ON THE PREPARATION OF BETA-AMINO ACIDS FROM ALPHA-AMINO-ACIDS USING THE ARNDT-EISTERT REACTION - SCOPE, LIMITATIONS AND STEREOSELECTIVITY. APPLICATION TO CARBOHYDRATE PEPTIDATION - STEREOSELECTIVE ALPHA-ALKYLATIONS OF SOME BETA-AMINO ACIDS

The Amdt-Eistert homologation of alpha-amino acids was studied to determine the stereoselectivity in this reaction by chromatographic up-to-date analytical methods.
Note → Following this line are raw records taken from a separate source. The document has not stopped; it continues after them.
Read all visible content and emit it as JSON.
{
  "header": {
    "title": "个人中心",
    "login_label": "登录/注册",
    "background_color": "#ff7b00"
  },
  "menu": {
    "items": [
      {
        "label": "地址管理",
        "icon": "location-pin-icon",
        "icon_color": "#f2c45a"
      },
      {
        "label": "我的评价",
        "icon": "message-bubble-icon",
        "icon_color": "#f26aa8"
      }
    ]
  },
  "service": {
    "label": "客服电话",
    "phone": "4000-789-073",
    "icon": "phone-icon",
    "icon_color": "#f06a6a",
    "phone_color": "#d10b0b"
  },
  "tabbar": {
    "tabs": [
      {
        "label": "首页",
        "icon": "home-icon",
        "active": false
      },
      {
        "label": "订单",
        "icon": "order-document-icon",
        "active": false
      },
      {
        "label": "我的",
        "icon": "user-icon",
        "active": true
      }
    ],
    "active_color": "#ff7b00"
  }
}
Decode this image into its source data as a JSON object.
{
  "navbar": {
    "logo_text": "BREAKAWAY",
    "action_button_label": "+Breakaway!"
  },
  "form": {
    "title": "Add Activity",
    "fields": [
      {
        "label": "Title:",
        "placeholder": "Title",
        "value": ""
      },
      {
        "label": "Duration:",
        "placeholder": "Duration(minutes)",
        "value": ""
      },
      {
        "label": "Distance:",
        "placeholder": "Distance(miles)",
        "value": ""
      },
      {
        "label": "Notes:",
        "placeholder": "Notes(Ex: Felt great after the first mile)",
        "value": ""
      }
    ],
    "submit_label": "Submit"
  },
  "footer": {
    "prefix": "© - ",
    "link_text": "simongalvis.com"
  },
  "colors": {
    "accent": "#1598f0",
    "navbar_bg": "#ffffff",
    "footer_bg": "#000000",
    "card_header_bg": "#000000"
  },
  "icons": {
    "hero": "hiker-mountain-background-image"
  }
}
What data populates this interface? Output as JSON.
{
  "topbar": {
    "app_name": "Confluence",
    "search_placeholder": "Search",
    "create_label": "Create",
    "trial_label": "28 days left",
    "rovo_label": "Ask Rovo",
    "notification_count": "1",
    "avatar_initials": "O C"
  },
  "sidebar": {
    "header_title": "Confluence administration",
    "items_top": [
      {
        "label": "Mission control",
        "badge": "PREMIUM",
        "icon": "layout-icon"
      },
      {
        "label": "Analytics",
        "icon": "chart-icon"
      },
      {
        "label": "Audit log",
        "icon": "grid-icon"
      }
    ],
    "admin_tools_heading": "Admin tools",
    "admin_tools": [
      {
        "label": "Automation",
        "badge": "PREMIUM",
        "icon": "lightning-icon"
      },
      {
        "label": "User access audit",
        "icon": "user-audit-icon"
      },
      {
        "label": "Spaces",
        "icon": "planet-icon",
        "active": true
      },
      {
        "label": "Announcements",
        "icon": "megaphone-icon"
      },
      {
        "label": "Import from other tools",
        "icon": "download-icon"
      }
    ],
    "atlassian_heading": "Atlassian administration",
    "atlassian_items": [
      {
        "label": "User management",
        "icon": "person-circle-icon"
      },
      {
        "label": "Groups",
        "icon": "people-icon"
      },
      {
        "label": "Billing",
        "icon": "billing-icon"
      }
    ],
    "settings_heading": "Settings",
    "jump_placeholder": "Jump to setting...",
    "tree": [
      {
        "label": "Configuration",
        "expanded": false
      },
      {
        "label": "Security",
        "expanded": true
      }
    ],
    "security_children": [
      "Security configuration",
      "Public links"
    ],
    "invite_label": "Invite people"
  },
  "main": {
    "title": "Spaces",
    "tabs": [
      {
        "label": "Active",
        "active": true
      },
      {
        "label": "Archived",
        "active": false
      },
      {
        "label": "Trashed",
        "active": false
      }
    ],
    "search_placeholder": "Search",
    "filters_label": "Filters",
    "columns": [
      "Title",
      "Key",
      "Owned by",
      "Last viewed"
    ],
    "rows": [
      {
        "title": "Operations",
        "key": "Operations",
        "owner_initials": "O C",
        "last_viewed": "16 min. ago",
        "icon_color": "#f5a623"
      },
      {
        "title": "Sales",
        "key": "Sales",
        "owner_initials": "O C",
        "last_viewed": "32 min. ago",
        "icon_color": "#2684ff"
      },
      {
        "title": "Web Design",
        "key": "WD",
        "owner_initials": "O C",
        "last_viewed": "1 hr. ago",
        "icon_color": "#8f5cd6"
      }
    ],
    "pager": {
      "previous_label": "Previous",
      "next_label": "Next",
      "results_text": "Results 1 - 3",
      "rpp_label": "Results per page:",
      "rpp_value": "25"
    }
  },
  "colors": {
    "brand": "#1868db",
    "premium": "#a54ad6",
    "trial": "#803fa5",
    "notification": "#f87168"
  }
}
While carbamate-protected phenylglycine was transformed to the corresponding beta-amino acid methyl ester with a stereoselectivity of only 9:1, all other tested amino acid derivatives (Ala, Phe, Ser, Orn, tert-Leu and perhydro-azepine-2-carboxylic acid, suitably protected) were homologated with full retention of configuration (products 9-17). The intermediate diazo ketones 1-8 were purified and characterized by their NMR spectra. When nucleophiles derived from partially protected sugars were present during decomposition of the diazo ketones (derived from amino acids or dipeptides), a strong dependence of the yield (products 21-24) on the degree of steric hindrance of the nucleophilic OH group was observed. Two of the beta-amino acids obtained from the homologation reaction were transformed to alpha-substituted (25-27, 31, 32) and alpha,alpha-disubstituted beta-amino acid derivatives (28, 29) with excellent selectivities (in most cases, a single diastereoisomer was obtained).